Zanthoxylum scandens is a species of woody plant in the family Rutaceae.

==Description==
Zanthoxylum scandens is a woody plant, observed as a shrub or woody climber. It has a self-supporting growth form, with individual plants growing up to 24 m. Prickles can be found on its trunks, branches, branchlets, and leaf rachises. Flowers are tetramerous, with a perianth in two series. It sepals have been found as pale purplish green in color, ovate in shape, and about 0.5 mm in size. Male flowers have four stamens, are about three to four millimeters in size, and have a spot at their apex. Female flowers have three carpels with ligulate staminodes. Fruit follicles have been observed as purplish red in color, but grayish brown to black when dry. Seeds are about four to five millimeters in diameter. The species typically flowers from March to May, and fruits from to July to August.
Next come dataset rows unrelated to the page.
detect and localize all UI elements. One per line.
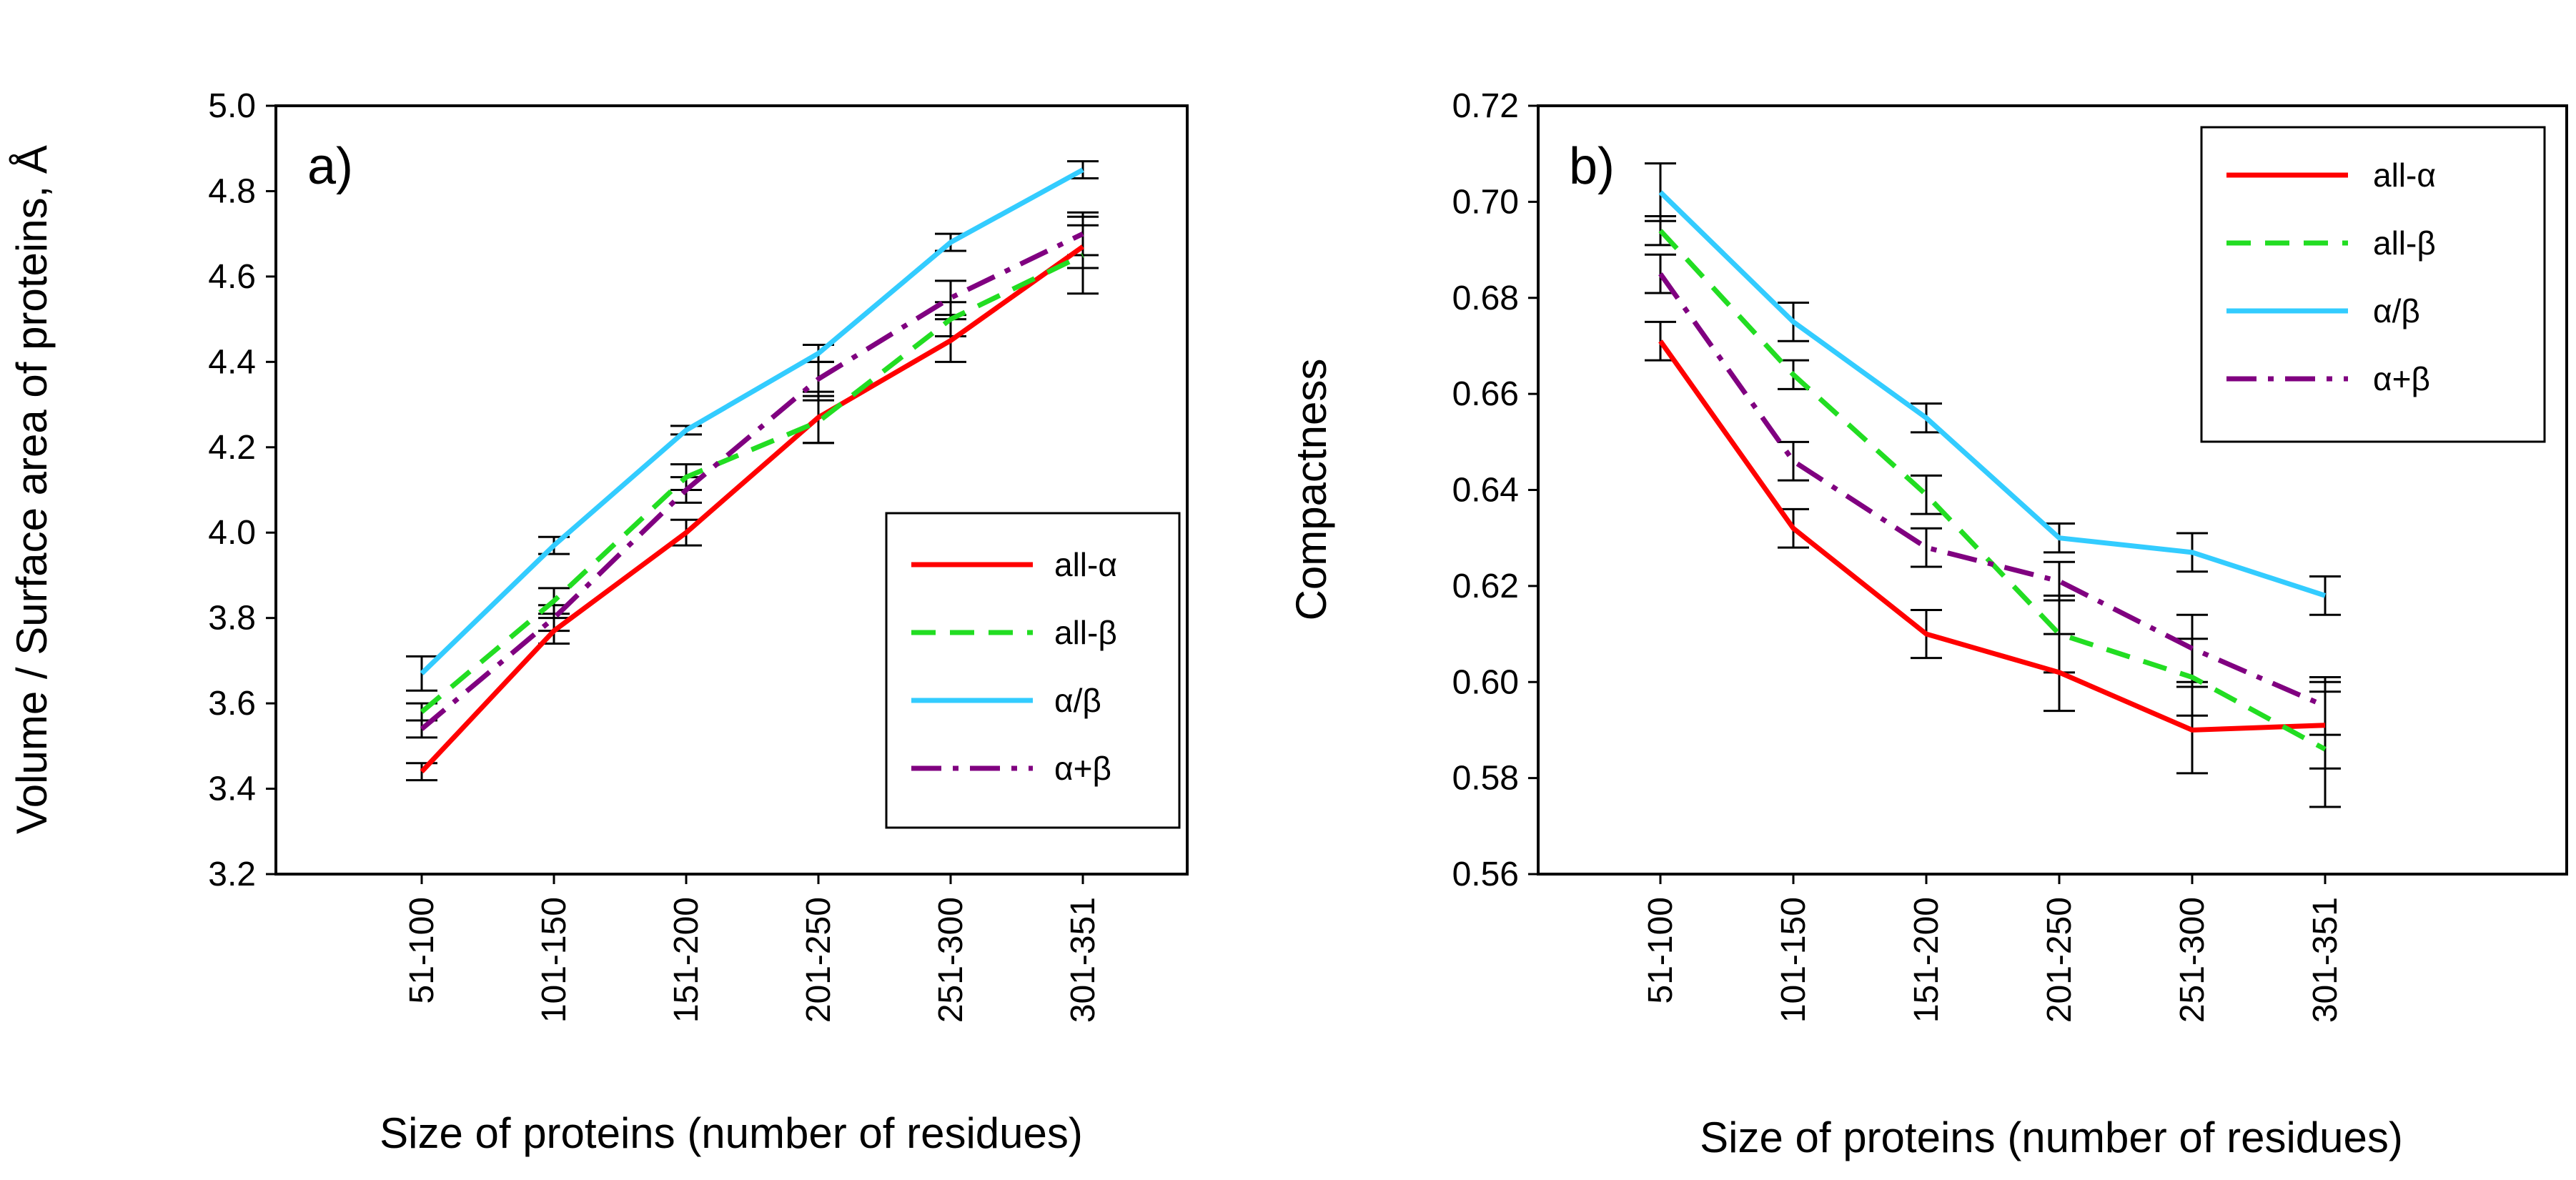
- y-tick-label: 0.70: [1452, 183, 1519, 221]
- legend-label: all-α: [2373, 157, 2436, 194]
- y-tick-label: 0.56: [1452, 856, 1519, 893]
- x-axis-title-b: Size of proteins (number of residues): [1700, 1114, 2403, 1161]
- legend-box-a: [885, 512, 1181, 829]
- y-tick-label: 4.2: [208, 429, 256, 467]
- x-tick-label: 301-351: [1064, 897, 1102, 1023]
- y-tick-label: 3.6: [208, 685, 256, 723]
- plot-frame-a: [274, 104, 1189, 876]
- x-ticks-b: 51-100 101-150 151-200 201-250 251-300 301-35…: [1642, 874, 2344, 1023]
- legend-label: α/β: [2373, 292, 2420, 329]
- y-ticks-a: 3.2 3.4 3.6 3.8 4.0 4.2 4.4 4.6 4.8 5.0: [208, 87, 276, 893]
- y-axis-title-a: Volume / Surface area of proteins, Å: [8, 145, 56, 834]
- legend-label: all-α: [1054, 546, 1117, 583]
- x-tick-label: 101-150: [1775, 897, 1813, 1023]
- series-lines-a: [420, 167, 1085, 774]
- y-tick-label: 3.2: [208, 856, 256, 893]
- y-tick-label: 4.6: [208, 258, 256, 296]
- panel-a: 3.2 3.4 3.6 3.8 4.0 4.2 4.4 4.6 4.8 5.0 51-100 101…: [8, 87, 1189, 1157]
- panel-label-a: a): [307, 138, 353, 195]
- y-tick-label: 4.0: [208, 514, 256, 552]
- x-tick-label: 51-100: [1642, 897, 1680, 1003]
- x-tick-label: 151-200: [668, 897, 705, 1023]
- legend-label: α/β: [1054, 682, 1101, 719]
- series-line: [1658, 272, 2327, 709]
- x-tick-label: 301-351: [2307, 897, 2344, 1023]
- legend-label: all-β: [1054, 614, 1117, 651]
- series-line: [1658, 339, 2326, 733]
- legend-label: all-β: [2373, 224, 2436, 262]
- legend-box-b: [2200, 126, 2546, 443]
- y-tick-label: 0.60: [1452, 663, 1519, 701]
- x-tick-label: 101-150: [535, 897, 573, 1023]
- series-line: [420, 244, 1085, 774]
- legend-label: α+β: [2373, 360, 2430, 397]
- panel-b: 0.56 0.58 0.60 0.62 0.64 0.66 0.68 0.70 0.72 51-…: [1287, 87, 2568, 1161]
- y-tick-label: 0.64: [1452, 472, 1519, 510]
- x-tick-label: 51-100: [403, 897, 441, 1003]
- legend-b: all-α all-β α/β α+β: [2200, 126, 2546, 443]
- panel-label-b: b): [1569, 138, 1615, 195]
- y-tick-label: 4.8: [208, 172, 256, 210]
- x-ticks-a: 51-100 101-150 151-200 201-250 251-300 301-35…: [403, 874, 1102, 1023]
- x-tick-label: 251-300: [932, 897, 970, 1023]
- y-tick-label: 4.4: [208, 343, 256, 381]
- y-tick-label: 3.4: [208, 770, 256, 808]
- series-line: [420, 167, 1084, 675]
- x-tick-label: 201-250: [2041, 897, 2079, 1023]
- series-line: [420, 252, 1084, 714]
- x-tick-label: 151-200: [1908, 897, 1946, 1023]
- y-tick-label: 0.72: [1452, 87, 1519, 125]
- x-tick-label: 201-250: [800, 897, 838, 1023]
- y-tick-label: 3.8: [208, 600, 256, 638]
- y-tick-label: 0.68: [1452, 279, 1519, 317]
- series-line: [420, 232, 1084, 731]
- x-tick-label: 251-300: [2174, 897, 2211, 1023]
- y-axis-title-b: Compactness: [1287, 359, 1335, 621]
- y-tick-label: 0.62: [1452, 567, 1519, 605]
- y-ticks-b: 0.56 0.58 0.60 0.62 0.64 0.66 0.68 0.70 0.72: [1452, 87, 1538, 893]
- legend-a: all-α all-β α/β α+β: [885, 512, 1181, 829]
- y-tick-label: 0.66: [1452, 375, 1519, 413]
- series-line: [1658, 190, 2327, 598]
- x-axis-title-a: Size of proteins (number of residues): [380, 1109, 1083, 1157]
- y-tick-label: 5.0: [208, 87, 256, 125]
- series-lines-b: [1658, 190, 2327, 752]
- y-tick-label: 0.58: [1452, 760, 1519, 798]
- legend-label: α+β: [1054, 750, 1111, 787]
== Distribution and habitat ==
Zanthoxylum scandens is found in China (southern Anhui, Chongqing, Fujian, Guangdong, Guangxi, Guizhou, Hainan, Hubei, Hunan, Jiangxi, Sichuan, Yunnan, Zhejiang), India, Indonesia, Japan, Laos, Malaysia, Myanmar, Taiwan and Vietnam.

Its preferred habitats are lowland forests, open forests, and thickets from an elevation at near sea level to 1500 m.